Par exemple, les clients d’EcoCash au Zimbabwe, de M-Shwari au Kenya et du portefeuille digital de MTN au Ghana peuvent demander de petits prêts personnels sur la base de leur historique de crédits personnels. « Au Kenya, les commerçants qui utilisent le service M-Pesa de Safaricom pour accepter des paiements peuvent demander un prêt aux petites entreprises allant jusqu’à 5 millions de shillings kényans (environ 53 000 dollars) par le biais d’un service appelé Kopo Kopo Kopo Grow. Plutôt que de déposer une garantie et de convenir d’un délai de remboursement fixe, le commerçant peut choisir quel pourcentage de ses ventes quotidiennes il souhaite allouer au remboursement », explique Catherine Wines.

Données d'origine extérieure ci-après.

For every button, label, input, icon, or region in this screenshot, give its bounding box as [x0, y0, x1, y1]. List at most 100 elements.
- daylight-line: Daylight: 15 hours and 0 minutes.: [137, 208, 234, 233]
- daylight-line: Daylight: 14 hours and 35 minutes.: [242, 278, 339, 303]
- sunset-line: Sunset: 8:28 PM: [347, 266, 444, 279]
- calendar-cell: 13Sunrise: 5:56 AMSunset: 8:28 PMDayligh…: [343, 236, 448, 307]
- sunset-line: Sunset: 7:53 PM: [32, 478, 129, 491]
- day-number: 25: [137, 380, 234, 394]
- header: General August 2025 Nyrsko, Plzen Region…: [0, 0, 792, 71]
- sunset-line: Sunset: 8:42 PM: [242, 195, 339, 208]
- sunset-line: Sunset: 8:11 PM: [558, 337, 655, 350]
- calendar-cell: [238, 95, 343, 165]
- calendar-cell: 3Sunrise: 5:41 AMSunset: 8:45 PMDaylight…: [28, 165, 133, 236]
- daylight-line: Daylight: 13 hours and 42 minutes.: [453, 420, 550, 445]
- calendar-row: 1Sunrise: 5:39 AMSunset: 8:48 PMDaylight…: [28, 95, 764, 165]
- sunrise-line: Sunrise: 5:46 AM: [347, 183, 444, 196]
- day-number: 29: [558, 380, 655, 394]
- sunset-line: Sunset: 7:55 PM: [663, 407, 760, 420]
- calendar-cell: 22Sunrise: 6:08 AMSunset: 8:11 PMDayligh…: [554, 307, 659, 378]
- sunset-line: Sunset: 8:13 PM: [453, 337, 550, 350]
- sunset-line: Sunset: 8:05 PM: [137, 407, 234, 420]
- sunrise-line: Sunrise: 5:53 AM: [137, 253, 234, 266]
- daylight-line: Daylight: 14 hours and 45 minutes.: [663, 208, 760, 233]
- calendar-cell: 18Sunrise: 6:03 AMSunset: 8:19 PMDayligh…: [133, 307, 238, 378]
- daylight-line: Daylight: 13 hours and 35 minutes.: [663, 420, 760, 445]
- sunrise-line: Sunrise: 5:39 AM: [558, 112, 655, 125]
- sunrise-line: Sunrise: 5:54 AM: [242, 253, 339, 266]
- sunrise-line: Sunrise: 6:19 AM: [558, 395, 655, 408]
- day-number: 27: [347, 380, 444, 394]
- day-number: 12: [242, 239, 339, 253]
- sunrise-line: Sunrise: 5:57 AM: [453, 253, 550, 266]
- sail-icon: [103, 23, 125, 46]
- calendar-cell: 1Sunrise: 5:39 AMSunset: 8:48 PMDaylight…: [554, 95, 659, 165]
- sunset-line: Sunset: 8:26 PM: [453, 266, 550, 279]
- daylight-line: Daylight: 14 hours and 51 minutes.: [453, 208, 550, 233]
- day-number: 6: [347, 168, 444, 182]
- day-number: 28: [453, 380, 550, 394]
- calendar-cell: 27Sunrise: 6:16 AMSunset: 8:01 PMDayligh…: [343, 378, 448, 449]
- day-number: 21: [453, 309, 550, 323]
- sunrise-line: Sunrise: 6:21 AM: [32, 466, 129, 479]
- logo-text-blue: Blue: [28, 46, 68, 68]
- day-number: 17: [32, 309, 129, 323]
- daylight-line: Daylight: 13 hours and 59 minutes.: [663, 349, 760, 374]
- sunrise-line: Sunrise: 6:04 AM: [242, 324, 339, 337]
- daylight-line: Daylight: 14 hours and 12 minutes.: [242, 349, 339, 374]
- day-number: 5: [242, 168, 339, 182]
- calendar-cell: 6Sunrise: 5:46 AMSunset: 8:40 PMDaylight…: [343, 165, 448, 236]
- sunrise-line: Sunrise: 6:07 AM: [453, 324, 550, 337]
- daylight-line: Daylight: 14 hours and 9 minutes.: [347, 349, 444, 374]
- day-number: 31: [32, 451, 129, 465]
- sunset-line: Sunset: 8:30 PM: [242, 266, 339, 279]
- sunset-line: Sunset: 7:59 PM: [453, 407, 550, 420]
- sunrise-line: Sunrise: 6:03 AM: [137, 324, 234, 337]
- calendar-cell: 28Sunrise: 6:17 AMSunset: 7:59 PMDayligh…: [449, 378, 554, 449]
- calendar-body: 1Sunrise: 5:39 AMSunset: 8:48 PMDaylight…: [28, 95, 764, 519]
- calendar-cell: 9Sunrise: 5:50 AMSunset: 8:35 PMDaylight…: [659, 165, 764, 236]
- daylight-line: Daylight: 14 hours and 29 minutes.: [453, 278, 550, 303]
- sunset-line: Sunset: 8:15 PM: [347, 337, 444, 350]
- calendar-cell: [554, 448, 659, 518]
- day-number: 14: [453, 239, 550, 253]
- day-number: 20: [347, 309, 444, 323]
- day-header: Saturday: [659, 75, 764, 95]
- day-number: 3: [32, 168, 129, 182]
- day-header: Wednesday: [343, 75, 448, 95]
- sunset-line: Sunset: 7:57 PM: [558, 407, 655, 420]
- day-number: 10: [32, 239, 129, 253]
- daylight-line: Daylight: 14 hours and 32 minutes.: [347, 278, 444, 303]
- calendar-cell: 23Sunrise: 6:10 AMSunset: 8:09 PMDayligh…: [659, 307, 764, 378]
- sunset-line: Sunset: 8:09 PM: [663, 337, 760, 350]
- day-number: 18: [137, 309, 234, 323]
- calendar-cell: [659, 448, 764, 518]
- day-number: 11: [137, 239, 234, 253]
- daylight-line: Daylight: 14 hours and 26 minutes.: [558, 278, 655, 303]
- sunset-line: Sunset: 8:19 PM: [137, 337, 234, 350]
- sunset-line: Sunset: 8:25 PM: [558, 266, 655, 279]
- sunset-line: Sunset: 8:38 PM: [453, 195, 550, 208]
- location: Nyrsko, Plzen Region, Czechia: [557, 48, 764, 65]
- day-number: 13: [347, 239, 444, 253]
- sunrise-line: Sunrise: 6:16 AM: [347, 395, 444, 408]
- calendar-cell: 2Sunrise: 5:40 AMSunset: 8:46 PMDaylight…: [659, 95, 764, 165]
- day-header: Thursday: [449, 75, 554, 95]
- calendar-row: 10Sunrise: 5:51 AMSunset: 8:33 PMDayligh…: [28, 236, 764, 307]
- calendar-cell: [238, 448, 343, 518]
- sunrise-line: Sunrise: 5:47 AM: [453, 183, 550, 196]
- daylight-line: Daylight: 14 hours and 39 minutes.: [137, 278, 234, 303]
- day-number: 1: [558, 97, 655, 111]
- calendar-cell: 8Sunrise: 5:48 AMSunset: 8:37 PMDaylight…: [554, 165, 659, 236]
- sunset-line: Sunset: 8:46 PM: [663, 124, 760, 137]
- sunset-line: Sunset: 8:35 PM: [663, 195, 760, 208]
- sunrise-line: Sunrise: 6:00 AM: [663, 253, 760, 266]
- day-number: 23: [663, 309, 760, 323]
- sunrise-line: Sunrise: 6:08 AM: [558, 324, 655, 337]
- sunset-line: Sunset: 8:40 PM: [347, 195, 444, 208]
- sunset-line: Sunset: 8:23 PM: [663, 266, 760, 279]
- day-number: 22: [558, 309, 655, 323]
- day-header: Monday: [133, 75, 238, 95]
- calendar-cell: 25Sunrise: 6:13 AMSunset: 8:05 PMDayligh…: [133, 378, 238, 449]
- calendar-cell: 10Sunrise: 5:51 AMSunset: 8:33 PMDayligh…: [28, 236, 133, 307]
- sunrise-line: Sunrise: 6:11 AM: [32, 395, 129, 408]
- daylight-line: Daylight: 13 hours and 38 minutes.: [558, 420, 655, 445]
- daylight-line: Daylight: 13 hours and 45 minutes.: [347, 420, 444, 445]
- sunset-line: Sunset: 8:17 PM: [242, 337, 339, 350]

L’autonomisation des femmes
Les femmes ont aussi bénéficié de ces nouvelles technologies. Elles reçoivent de l’argent directement sur leur téléphone mobile. « Une de nos clientes, Linda, vit au Royaume-Uni avec ses parents et son jeune frère, tandis que sa jeune sœur Jackie vit à Nairobi avec deux jeunes enfants. Jackie va à l’université, ce qu’elle ne pourrait pas faire sans le soutien de sa sœur au Royaume-Uni qui envoie de l’argent via WorldRemit, cet argent allant directement sur le compte M-Pesa de Jackie. Pour une jeune mère très occupée, le fait de recevoir immédiatement des sommes d’argent pour couvrir ses dépenses est plus que pratique : c’est une véritable évolution », se réjouit Catherine Wines.
Secteur informel
Ces technologies digitales donnent aussi une visibilité et font sortir de l’informel des pans entiers de la population africaine, absente des statistiques officielles. Près de la moitié des transferts d’argent via mobile émanerait du secteur informel. « Les outils qui se développent vont avoir un impact sur la structuration des économies, et permettre un meilleur contrôle de l’État et de l’économie globalement, commente Omar Cissé. Toutes les personnes qui travaillent dans l’informel utilisent ces nouvelles technologies au quotidien et, forcément, cela aura un impact important sur ce secteur informel. »
Selon le MIT (Massachusetts Institute of Technology), l’accès à l’argent mobile au Kenya a permis à 2 % de la population de sortir de la pauvreté et a encouragé la création d’entreprises individuelles, en particulier chez les femmes. Catherine Wines raconte ainsi l’histoire d’Alex et Neville qui ont pu créer une entreprise agricole au Kenya employant près de 50 personnes grâce aux transferts d’argent mobiles envoyés par leur mère travaillant au Royaume-Uni.